L'adaptation en bande dessinée sort aujourd'hui chez Dupuis, visant en 5 tomes à donner corps à ces héros de l'après-pandémie. Un pari audacieux. Depuis le tour de force de leur série Alter Ego (11 tomes publiés eux aussi par les éditions Dupuis) Denis Lapière et Pierre-Paul Renders ont pris goût aux scénarios ambitieux et aux intrigues croisées. Comme dans leur projet précédent imaginé à quatre mains, chaque album se concentre sur un personnage et les trames narratives s'entremêlent, de sorte que le héros d'un titre apparaît comme personnage secondaire dans les autres volets de la série. Le récit aboutissant, ici, dans le cinquième tome Khronos encore à paraître, à une conclusion commune à tous les personnages.
C’est amusant, c’est habile, mais le procédé paraît moins porteur cette fois que dans Alter Ego, peut-être parce que les hasards semblent forcés et plus artificiels. En effet, dans Alter Ego, les destins croisés étaient le fondement de l’intrigue, les rencontres n’étaient jamais dues au hasard ; ici l’errance à travers une France dévastée n’explique pas pourquoi tous les gentils ados croisés sur la route des héros sont aussi les joueurs les plus aguerris du même jeu vidéo en ligne avant l’épidémie... Le choix narratif posé d’emblée se sent trop. Comme je n’ai pas lu les quatre romans et le recueil de nouvelles pour ados dont ces albums sont l’adaptation (un succès de librairie, dû aux plumes d’Yves Grevet, Florence Hinckel, Carole Trébor et Vincent Villeminot), je ne sais pas si ces coïncidences un peu suspectes étaient déjà présentes dans les romans ou si elles y étaient mieux justifiées.

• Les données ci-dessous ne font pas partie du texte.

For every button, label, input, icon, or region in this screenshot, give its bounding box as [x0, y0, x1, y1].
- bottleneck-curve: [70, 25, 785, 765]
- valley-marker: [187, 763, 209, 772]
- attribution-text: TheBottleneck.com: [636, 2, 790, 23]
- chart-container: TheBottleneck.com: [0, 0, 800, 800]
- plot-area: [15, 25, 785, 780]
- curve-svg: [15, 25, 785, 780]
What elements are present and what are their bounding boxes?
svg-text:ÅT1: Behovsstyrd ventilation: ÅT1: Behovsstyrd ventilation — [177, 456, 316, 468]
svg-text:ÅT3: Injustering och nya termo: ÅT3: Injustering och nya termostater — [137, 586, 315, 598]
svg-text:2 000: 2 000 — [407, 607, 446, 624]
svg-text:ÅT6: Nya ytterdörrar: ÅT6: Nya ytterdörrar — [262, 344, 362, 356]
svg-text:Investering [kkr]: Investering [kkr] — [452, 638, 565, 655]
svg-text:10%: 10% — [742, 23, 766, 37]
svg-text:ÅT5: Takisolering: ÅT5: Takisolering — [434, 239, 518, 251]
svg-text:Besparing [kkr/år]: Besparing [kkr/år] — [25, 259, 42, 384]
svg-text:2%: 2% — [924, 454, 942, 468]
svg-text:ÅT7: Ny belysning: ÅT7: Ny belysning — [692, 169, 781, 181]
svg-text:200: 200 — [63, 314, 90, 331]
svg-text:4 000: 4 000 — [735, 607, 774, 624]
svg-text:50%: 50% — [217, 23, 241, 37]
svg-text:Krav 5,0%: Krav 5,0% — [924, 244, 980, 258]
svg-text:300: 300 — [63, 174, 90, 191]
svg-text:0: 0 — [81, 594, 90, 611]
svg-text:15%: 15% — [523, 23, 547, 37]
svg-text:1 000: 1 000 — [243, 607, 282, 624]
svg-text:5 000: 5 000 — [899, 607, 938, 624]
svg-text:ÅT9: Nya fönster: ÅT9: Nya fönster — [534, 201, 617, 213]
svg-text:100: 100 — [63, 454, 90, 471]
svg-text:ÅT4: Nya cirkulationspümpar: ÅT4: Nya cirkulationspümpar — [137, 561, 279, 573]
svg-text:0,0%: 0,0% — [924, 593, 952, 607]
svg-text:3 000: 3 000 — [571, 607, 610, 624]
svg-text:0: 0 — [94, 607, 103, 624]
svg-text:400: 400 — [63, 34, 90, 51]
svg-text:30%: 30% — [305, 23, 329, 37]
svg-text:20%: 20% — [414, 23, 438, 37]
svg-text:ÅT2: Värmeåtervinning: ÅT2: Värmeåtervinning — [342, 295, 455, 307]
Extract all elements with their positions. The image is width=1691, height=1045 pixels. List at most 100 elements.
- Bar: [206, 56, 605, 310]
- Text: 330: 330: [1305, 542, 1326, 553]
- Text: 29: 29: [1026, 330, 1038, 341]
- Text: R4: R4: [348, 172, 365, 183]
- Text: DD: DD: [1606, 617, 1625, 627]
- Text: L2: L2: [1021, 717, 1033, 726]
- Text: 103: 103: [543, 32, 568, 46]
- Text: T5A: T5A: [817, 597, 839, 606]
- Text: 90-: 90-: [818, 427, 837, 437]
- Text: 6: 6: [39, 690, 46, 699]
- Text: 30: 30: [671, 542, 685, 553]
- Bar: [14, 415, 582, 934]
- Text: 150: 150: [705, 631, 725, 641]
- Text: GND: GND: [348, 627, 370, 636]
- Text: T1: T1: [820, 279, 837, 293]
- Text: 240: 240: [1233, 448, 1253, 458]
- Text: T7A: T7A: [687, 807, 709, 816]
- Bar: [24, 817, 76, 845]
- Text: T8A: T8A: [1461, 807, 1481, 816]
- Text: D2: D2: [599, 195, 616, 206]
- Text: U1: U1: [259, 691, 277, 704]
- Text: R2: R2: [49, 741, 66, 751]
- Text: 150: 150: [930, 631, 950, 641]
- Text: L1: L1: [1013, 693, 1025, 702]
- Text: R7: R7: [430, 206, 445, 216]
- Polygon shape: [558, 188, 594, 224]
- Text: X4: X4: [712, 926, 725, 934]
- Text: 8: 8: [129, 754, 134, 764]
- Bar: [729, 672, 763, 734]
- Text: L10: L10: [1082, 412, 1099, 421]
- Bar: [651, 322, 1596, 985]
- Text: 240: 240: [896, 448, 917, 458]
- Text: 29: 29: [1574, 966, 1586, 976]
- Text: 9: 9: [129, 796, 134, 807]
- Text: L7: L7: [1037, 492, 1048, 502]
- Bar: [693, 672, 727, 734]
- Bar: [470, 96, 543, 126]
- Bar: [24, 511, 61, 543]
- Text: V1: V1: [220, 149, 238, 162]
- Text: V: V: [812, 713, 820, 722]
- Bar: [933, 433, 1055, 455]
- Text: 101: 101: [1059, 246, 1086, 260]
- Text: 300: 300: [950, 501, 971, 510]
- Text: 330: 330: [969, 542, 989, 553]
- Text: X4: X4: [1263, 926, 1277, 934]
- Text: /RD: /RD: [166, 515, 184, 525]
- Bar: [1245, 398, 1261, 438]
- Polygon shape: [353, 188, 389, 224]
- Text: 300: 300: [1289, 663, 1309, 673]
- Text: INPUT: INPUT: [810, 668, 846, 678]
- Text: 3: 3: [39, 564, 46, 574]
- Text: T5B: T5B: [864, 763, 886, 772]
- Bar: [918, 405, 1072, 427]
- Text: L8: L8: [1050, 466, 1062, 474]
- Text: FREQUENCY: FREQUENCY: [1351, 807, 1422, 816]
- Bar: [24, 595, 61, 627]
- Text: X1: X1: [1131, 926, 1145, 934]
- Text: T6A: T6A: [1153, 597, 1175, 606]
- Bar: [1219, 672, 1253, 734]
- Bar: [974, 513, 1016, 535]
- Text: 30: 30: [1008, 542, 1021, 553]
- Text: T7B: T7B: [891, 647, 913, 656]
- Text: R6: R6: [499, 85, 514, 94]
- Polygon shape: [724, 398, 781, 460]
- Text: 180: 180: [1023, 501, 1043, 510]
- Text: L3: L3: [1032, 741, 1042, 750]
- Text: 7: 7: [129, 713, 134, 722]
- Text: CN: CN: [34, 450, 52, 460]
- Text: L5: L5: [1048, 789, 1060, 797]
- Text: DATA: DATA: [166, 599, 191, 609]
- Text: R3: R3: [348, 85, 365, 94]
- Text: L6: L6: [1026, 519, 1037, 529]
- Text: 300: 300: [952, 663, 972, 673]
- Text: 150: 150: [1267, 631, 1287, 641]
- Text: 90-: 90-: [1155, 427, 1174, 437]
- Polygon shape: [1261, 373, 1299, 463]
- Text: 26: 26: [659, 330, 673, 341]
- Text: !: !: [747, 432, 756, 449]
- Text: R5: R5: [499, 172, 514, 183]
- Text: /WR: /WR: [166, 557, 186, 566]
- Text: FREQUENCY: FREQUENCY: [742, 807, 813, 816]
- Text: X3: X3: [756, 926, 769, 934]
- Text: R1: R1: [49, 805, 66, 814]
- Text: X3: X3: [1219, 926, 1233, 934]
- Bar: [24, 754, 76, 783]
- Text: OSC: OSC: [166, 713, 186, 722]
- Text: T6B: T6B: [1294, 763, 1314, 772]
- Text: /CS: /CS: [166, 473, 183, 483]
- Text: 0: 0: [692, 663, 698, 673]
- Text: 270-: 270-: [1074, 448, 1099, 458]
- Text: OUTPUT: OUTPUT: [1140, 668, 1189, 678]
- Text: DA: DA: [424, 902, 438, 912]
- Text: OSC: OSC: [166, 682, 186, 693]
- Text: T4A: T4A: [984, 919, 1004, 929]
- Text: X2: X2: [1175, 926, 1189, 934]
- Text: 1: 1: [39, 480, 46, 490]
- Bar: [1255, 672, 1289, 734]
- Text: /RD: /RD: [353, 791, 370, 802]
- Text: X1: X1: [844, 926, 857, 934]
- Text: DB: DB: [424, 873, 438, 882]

Ici, on a du mal à avaler qu’un ado assis à une pompe à essence soit justement le partenaire de jeu en ligne que l’héroïne n’a jamais rencontré. C’est à la fois peu crédible dans le monde réel et improbable dans la réalité des jeux en ligne... Par rebond, l’univers autour des personnages paraît trop désertique et les rares personnages secondaires semblent trop liés entre eux. Même réduit de 90 % de sa population, la France reste un vaste territoire. On aimerait que les images donnent à voir les camps de rassemblement et la survie d’autres protagonistes que les héros, mais on n’en verra que de rares esquisses. Les adversaires et les dangers sont au final assez répétitifs quand on dévore les quatre tomes d’affilée.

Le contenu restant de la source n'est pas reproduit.